Never had he looked more serious. With experimental bravado she said, “Then I’ll be able to find a good price on some English cotton for Aunt April. ”

He was too much a soldier not to be pleased. “Well said! And things aren’t quite as bad as they seem on the surface. We’ll be in and out quickly—and things are likely to be more unpleasant than dangerous. Sal and Jason will be with us.”

“Our Boston cousins?” They were Carl’s friends much more than hers. “I haven’t seen them in over four years! But I had thought from Father’s latest letter to Aunt April that Jason would be at Sackets Harbor with General Wilkinson?”

“Making Jason an aide to Wilkinson was the worst idea somebody ever had. Jason’s never bothered to be discreet about his belief that Wilkinson was wrongly acquitted at the Fredericktown court-martial, and within a bare twenty-four hours of his arrival in Sackets Harbor, Wilkinson arranged Jason’s transfer down to Knoxville to fight Creeks with the Tennessee militia.

He has to report to Jackson within the month, but he and Sal are eager as dying saints to run a paid agent of Britain to earth with us before Jason leaves. ”

The lane dipped to a narrow stony brook that bordered a field of Indian corn, and Carl loosed his gelding’s reins and watched as the horse dropped his head into the gurgling water.

“And the war news?” she asked quietly.

“Is nothing you wouldn’t have read in the newspaper.

If we can get the Northern Army into Montreal before winter, we could have Britain out of North America by spring!

We’ll win this bloody war yet, Merry. Justice is with us.

” He scooped a round, glistening stone from the brook and lofted it hard into the corn, scaring out a large crow, which flapped tiredly away toward a far stand of trees.

“Farewell hope, then, Britannia,” cried Merry, pulling a handkerchief from her sleeve and holding it up to wave in the hot breeze.

As he watched her his face changed, as though a new and uncomfortable thought was first entering his mind. He said suddenly, “We can’t take you to the tavern looking like that.”

“Why, of course not, Carl. I told you I should have returned to the house for a bonnet…”

“No, not a bonnet. An old hat, felt, I think; cheap felt. And I’ll need a shabby dress.”

She couldn’t resist it. “Oh, are you going in disguise as well?”

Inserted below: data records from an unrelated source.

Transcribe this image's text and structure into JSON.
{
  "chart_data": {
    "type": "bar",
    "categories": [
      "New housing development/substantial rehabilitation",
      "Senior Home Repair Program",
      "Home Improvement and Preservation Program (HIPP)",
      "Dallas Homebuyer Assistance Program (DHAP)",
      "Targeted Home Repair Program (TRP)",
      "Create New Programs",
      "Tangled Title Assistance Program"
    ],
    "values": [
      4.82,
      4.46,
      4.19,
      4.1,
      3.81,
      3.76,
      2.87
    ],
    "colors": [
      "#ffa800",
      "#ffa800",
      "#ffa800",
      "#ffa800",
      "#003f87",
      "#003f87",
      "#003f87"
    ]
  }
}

He gave her a wisp of a smile. “Of course I’ll be in disguise, but not in skirts, Merry.”

“What then?”

“You’ll find out Thursday night.”

The modest home that Merry shared with her aunt had been pretty once, with its brick patterns of Flemish bond and richly detailed interior woodwork, the latter mostly covered now with muting layers of olive house paint.

The kitchen alone was large, but the other rooms were high with many windows broken into small square panes that charted the faded carpets in white sunlight.